Это и правда оказался выход на улицу. Узенькая, мощенная булыжником и ограниченная с обеих сторон одно-, двухэтажными хибарками, преимущественно окрашенными в некогда белый цвет, она тянулась куда-то на подъем и метров через сто впереди скрывалась из глаз за пышными кустами акации. Виктор взглянул на дом, из которого только что вышел, заметил висящую на ржавой цепи деревянную табличку с облупившейся краской: «Г-нъ Сердюкъ. Сапоги и штиблеты. Ремонтъ» и заторопился за товарищем, быстро удалявшимся от дома.
– Постой! Ты куда несешься? – Плахов пытался догнать Васю, но тот, не замедляя шага, только отмахивался:
– Погоди, сейчас сориентируюсь.
Когда подъем по улице закончился, а акация осталась за спинами, Рогов обескураженно остановился, всматриваясь вдаль:
– Не понимаю… Там же не было моря…
– Где «там»? – осведомился Виктор…
– Где-где? В го-ро-де! В Лондоне… Да не смотри ты на меня, словно на придурка! Я же сказал, что все объясню. Так вот…
Но в этот момент друзья услышали громкий лихой свист, после чего из кривого проулка выскочили несколько вооруженных карабинами и шашками всадников, которых галопом помчали вниз по улице стремительные кони. Оперативники едва успели прижаться спинами к покосившемуся заборчику, чтобы не оказаться под копытами.

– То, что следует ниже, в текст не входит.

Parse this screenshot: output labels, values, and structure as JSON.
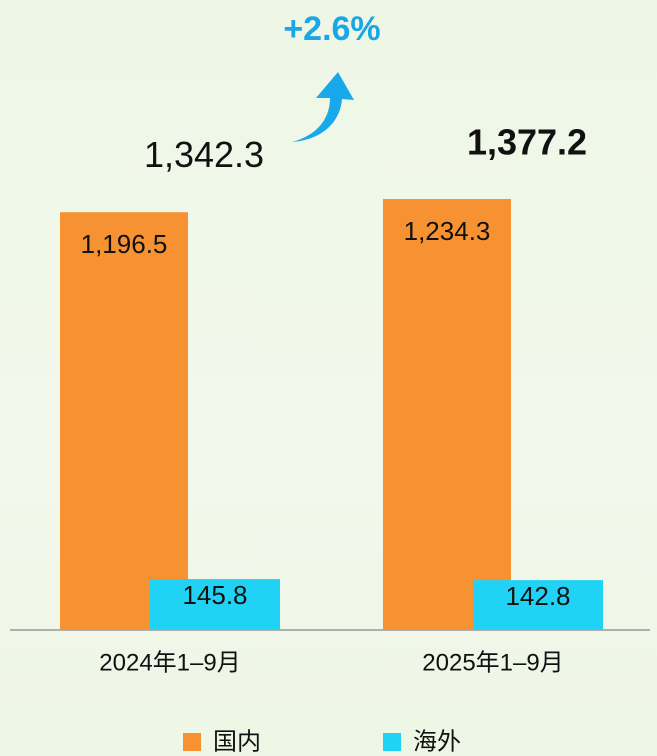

Потом вдалеке послышались несколько одиночных винтовочных выстрелов и еще через непродолжительное время сухой револьверный хлопок.
– Что за фигня такая? – Плахов уставился вслед удалявшейся коннице. – Кино, что ли, снимают про Гражданскую войну? Пойдем, посмотрим…
– Это не кино, Витя, – как-то жалобно выдавил Рогов, – это, кажется, настоящие беляки. И туда сейчас возвращаться нельзя.
– «Он шел на Одессу, а вышел к Херсону», – осуждающе продекламировал Плахов, – ты уже который по счету день подряд празднуешь?
– Который, который, – скорее по привычке возражать, нежели из-за несогласия с товарищем, пробормотал Вася, – приказали праздновать десять дней – так и празднуем. Прикажут сто – и сто выдюжим…
А меж тем Рогов был абсолютно прав, поэтому возвращаться к дому сапожника действительно было поздно.
Направься оперативники в другую сторону улицы, они бы наверняка вышли к перекрестку практически одновременно со светловолосым босяком тинейджеровского возраста. Парнишка тоже чуть было не попал под копыта коней, во весь опор несущихся в сторону сапожной мастерской, но вовремя успел отскочить к стене. Он видел, как дюжие казаки вытащили на улицу избитого человека в матросской тельняшке, к которому подошел чернявый господин с тонкими усиками, одетый в светлый клетчатый костюм.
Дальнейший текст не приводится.